The Fort Wayne Aviation Company
As you drive west from Waynedale to 5036 Lower Huntington Road, before you get to Smith Road, you come to what was once the Fort Wayne Aviation Company. The property is on the north side of the road and if you look north, you can see the south side of Hansen Aggregates and the east property line of Primco Incoporated. There is a pond just down the incline from Lower Huntington and there is a house and garage that sits just west of the pond.
The airport runway ran from Lower Huntington, north, to the stone quarry. Imagine landing an airplane without any help from fixed, firm stationary wings. When landing you would come in from the north, with the prevailing wind, and land at an angle, side slipping to a stop.
Pilots needed little schooling as there were very few controls and only a dead stick for steering. Ailerons applied to the wings for banking and braking were not invented by Glenn Curtiss until about 1902. If all else failed to stop the plane, the pilot could throw out an anchor.
The north end of the landing strip was part of the great swamp that covered much of the area. The runway was often shortened by standing water in a soggy field. The Lower Huntington Road was the south shore of ancient Lake Erie and is at a higher elevation than the landing strip. This hill helped to slow the planes down, when landing from the north. After the plane came to a stop, the tail assembly was lifted and the plane was backed into the hanger so the front would be facing east, ready for the next flight. The old hanger is now part of an attached garage, and the hand-hewed beams can still be seen as part of the garage super-structure.
The Fort Wayne Aviation Company rebuilt and repaired all kinds of aircraft, from balancing propellers to fixing valve guides. It had 8-10 airplanes coming and going until Baer Field plans were formulated. There was also another aircraft repair shop located on the west side of Ideal Avenue, near Lower Huntington Road. It was called the S. Mason Garage, and it advertised ‘Kwick Way System’ valve grinding.

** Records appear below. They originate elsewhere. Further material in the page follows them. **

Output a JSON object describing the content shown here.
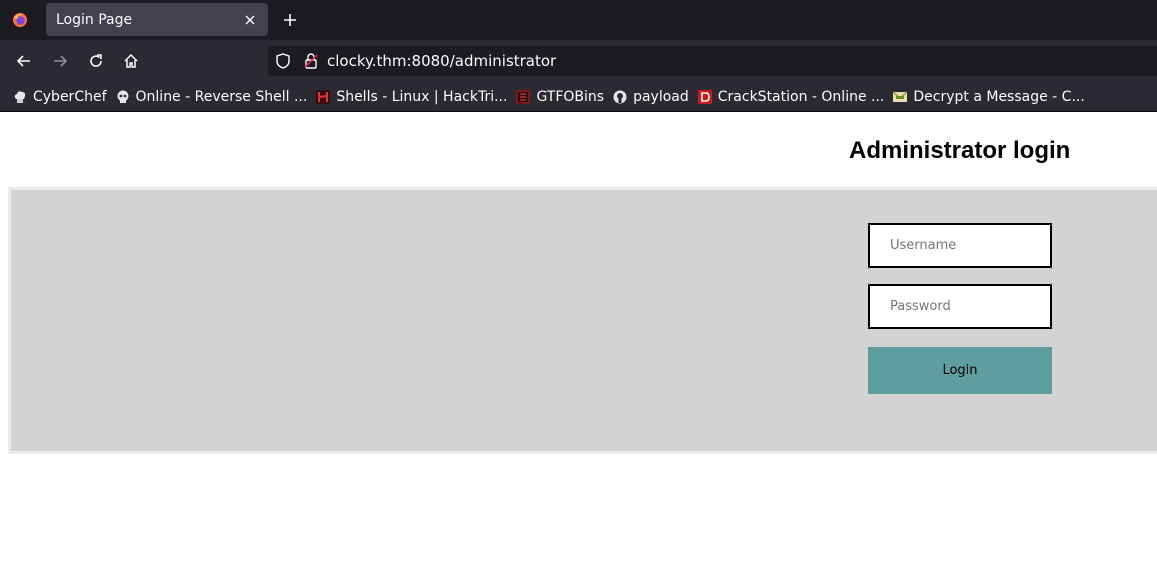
{
  "browser": {
    "tab": {
      "title": "Login Page"
    },
    "url": "clocky.thm:8080/administrator",
    "bookmarks": [
      {
        "label": "CyberChef",
        "icon": "chef-hat-icon"
      },
      {
        "label": "Online - Reverse Shell ...",
        "icon": "skull-icon"
      },
      {
        "label": "Shells - Linux | HackTri...",
        "icon": "hacktricks-icon"
      },
      {
        "label": "GTFOBins",
        "icon": "gtfobins-icon"
      },
      {
        "label": "payload",
        "icon": "github-icon"
      },
      {
        "label": "CrackStation - Online ...",
        "icon": "crackstation-icon"
      },
      {
        "label": "Decrypt a Message - C...",
        "icon": "envelope-icon"
      }
    ]
  },
  "page": {
    "title": "Administrator login",
    "username_placeholder": "Username",
    "password_placeholder": "Password",
    "login_label": "Login"
  },
  "colors": {
    "panel_bg": "#d3d3d3",
    "button_bg": "#5f9ea0"
  }
}
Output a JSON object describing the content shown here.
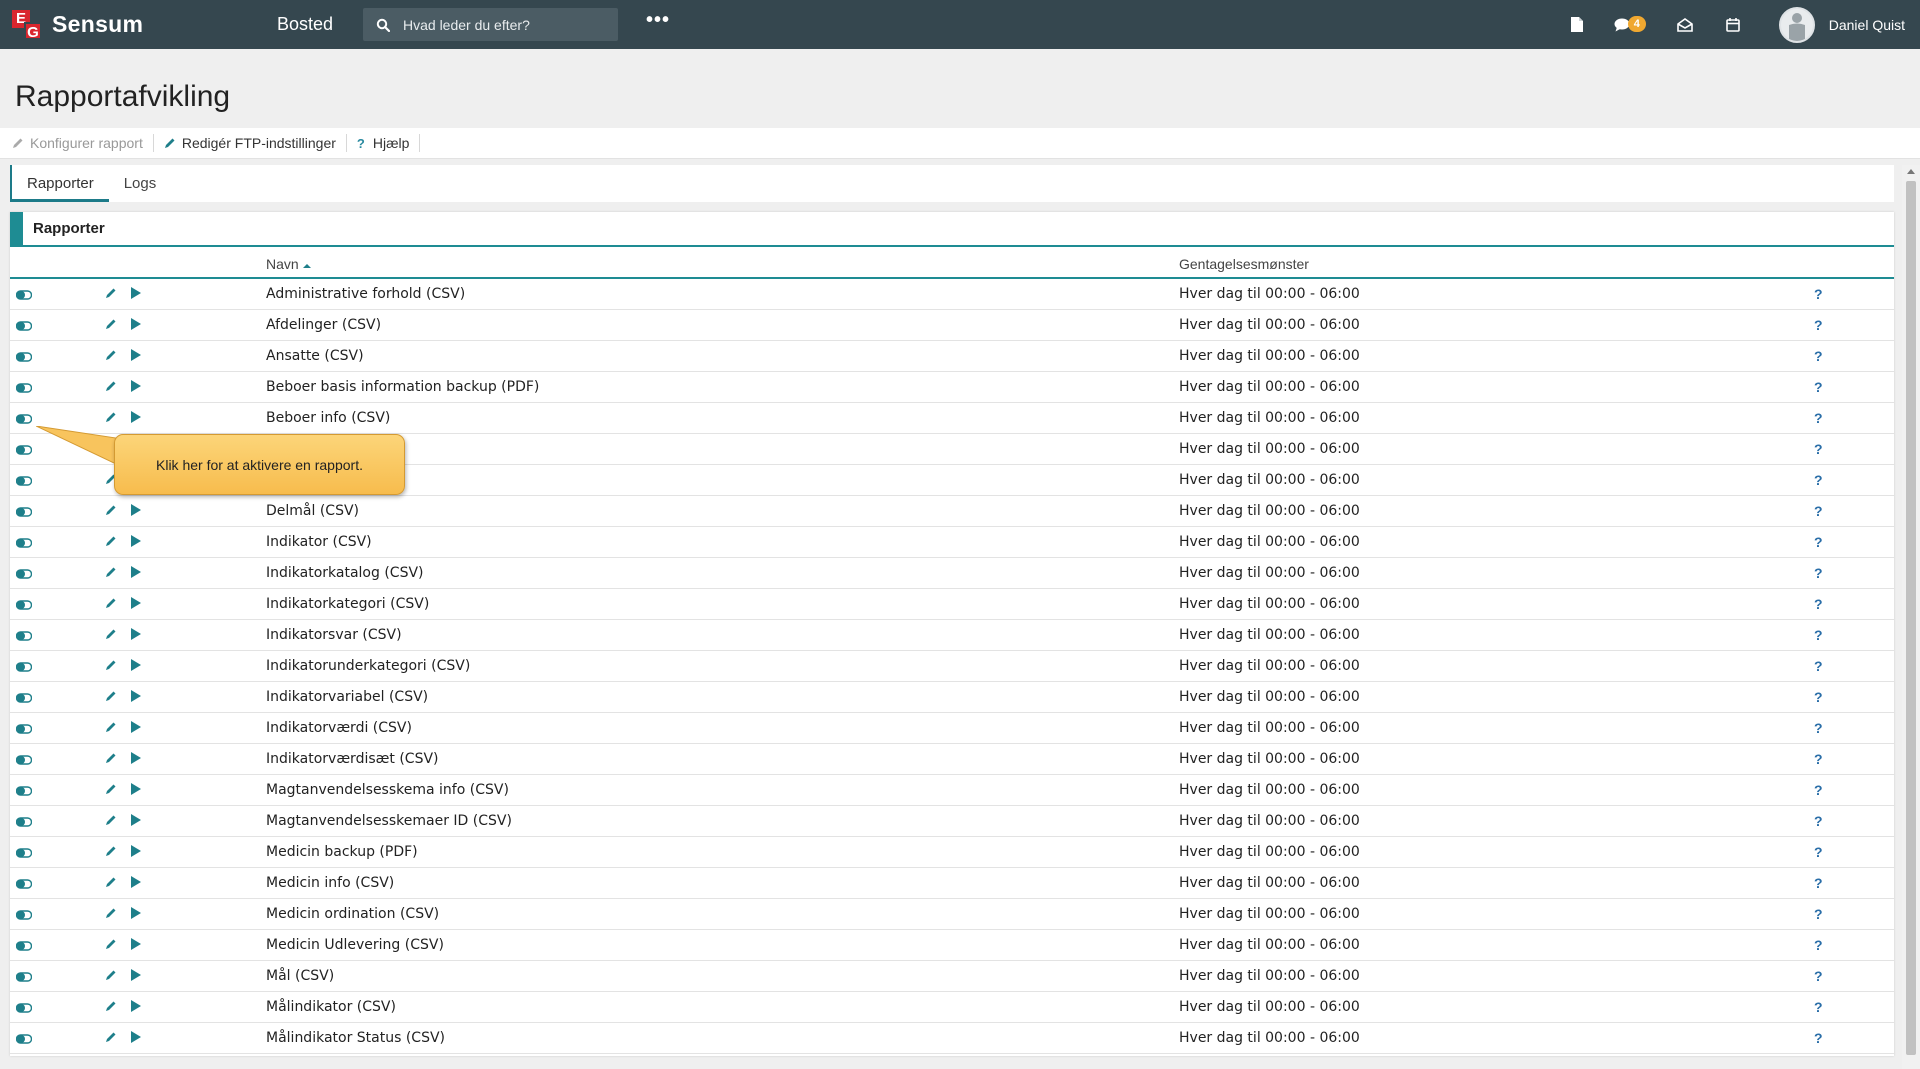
{
  "app": {
    "logo_e": "E",
    "logo_g": "G",
    "logo_text": "Sensum",
    "module": "Bosted",
    "search_placeholder": "Hvad leder du efter?",
    "more": "•••",
    "message_count": "4",
    "user_name": "Daniel Quist"
  },
  "page": {
    "title": "Rapportafvikling",
    "actions": {
      "configure": "Konfigurer rapport",
      "ftp": "Redigér FTP-indstillinger",
      "help_mark": "?",
      "help": "Hjælp"
    },
    "tabs": [
      "Rapporter",
      "Logs"
    ]
  },
  "panel": {
    "title": "Rapporter",
    "columns": {
      "name": "Navn",
      "pattern": "Gentagelsesmønster"
    },
    "rows": [
      {
        "name": "Administrative forhold (CSV)",
        "pattern": "Hver dag til 00:00 - 06:00",
        "help": "?"
      },
      {
        "name": "Afdelinger (CSV)",
        "pattern": "Hver dag til 00:00 - 06:00",
        "help": "?"
      },
      {
        "name": "Ansatte (CSV)",
        "pattern": "Hver dag til 00:00 - 06:00",
        "help": "?"
      },
      {
        "name": "Beboer basis information backup (PDF)",
        "pattern": "Hver dag til 00:00 - 06:00",
        "help": "?"
      },
      {
        "name": "Beboer info (CSV)",
        "pattern": "Hver dag til 00:00 - 06:00",
        "help": "?"
      },
      {
        "name": "",
        "pattern": "Hver dag til 00:00 - 06:00",
        "help": "?"
      },
      {
        "name": "",
        "pattern": "Hver dag til 00:00 - 06:00",
        "help": "?"
      },
      {
        "name": "Delmål (CSV)",
        "pattern": "Hver dag til 00:00 - 06:00",
        "help": "?"
      },
      {
        "name": "Indikator (CSV)",
        "pattern": "Hver dag til 00:00 - 06:00",
        "help": "?"
      },
      {
        "name": "Indikatorkatalog (CSV)",
        "pattern": "Hver dag til 00:00 - 06:00",
        "help": "?"
      },
      {
        "name": "Indikatorkategori (CSV)",
        "pattern": "Hver dag til 00:00 - 06:00",
        "help": "?"
      },
      {
        "name": "Indikatorsvar (CSV)",
        "pattern": "Hver dag til 00:00 - 06:00",
        "help": "?"
      },
      {
        "name": "Indikatorunderkategori (CSV)",
        "pattern": "Hver dag til 00:00 - 06:00",
        "help": "?"
      },
      {
        "name": "Indikatorvariabel (CSV)",
        "pattern": "Hver dag til 00:00 - 06:00",
        "help": "?"
      },
      {
        "name": "Indikatorværdi (CSV)",
        "pattern": "Hver dag til 00:00 - 06:00",
        "help": "?"
      },
      {
        "name": "Indikatorværdisæt (CSV)",
        "pattern": "Hver dag til 00:00 - 06:00",
        "help": "?"
      },
      {
        "name": "Magtanvendelsesskema info (CSV)",
        "pattern": "Hver dag til 00:00 - 06:00",
        "help": "?"
      },
      {
        "name": "Magtanvendelsesskemaer ID (CSV)",
        "pattern": "Hver dag til 00:00 - 06:00",
        "help": "?"
      },
      {
        "name": "Medicin backup (PDF)",
        "pattern": "Hver dag til 00:00 - 06:00",
        "help": "?"
      },
      {
        "name": "Medicin info (CSV)",
        "pattern": "Hver dag til 00:00 - 06:00",
        "help": "?"
      },
      {
        "name": "Medicin ordination (CSV)",
        "pattern": "Hver dag til 00:00 - 06:00",
        "help": "?"
      },
      {
        "name": "Medicin Udlevering (CSV)",
        "pattern": "Hver dag til 00:00 - 06:00",
        "help": "?"
      },
      {
        "name": "Mål (CSV)",
        "pattern": "Hver dag til 00:00 - 06:00",
        "help": "?"
      },
      {
        "name": "Målindikator (CSV)",
        "pattern": "Hver dag til 00:00 - 06:00",
        "help": "?"
      },
      {
        "name": "Målindikator Status (CSV)",
        "pattern": "Hver dag til 00:00 - 06:00",
        "help": "?"
      }
    ]
  },
  "callout": {
    "text": "Klik her for at aktivere en rapport."
  },
  "icons": {
    "toggle": "toggle-icon",
    "edit": "pencil-icon",
    "run": "play-icon",
    "accent": "#1e8c93",
    "header_bg": "#35474f",
    "badge": "#f0a830"
  }
}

It was my pleasure to be a curious student of Bill Mason who was very willing to answer questions showing the mechanics of an airplane.

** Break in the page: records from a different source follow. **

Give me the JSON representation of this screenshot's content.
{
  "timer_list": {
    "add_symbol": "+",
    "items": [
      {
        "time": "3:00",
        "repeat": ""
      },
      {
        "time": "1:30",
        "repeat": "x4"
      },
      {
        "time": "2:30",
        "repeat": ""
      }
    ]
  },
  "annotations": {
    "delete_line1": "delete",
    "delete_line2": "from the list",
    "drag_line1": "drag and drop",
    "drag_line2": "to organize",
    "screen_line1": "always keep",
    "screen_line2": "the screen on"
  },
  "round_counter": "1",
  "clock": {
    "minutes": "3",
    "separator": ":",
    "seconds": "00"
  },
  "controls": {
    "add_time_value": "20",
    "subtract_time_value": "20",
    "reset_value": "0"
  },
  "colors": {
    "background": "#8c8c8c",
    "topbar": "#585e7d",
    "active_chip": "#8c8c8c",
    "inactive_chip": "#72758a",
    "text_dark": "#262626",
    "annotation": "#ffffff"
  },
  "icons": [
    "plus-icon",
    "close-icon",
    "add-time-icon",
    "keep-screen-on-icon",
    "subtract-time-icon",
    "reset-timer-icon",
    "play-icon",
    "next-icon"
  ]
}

This same Bill Mason built a Calliope, mounted it on his flat bed truck, and drove the big circle east on the Lower Huntington Road, south on Old Trail Road, west on McArthur Drive, and north on Ideal Avenue to his shop. All of this advertising was done with school-made billboards telling about the annual Halloween Fall Festival featuring PTA sponsored fun-time, which included a tasty meal, white elephant sale, basketball throw, fish pond, and many cake walks. Bill Mason was typical of a very civic-minded Waynedaler.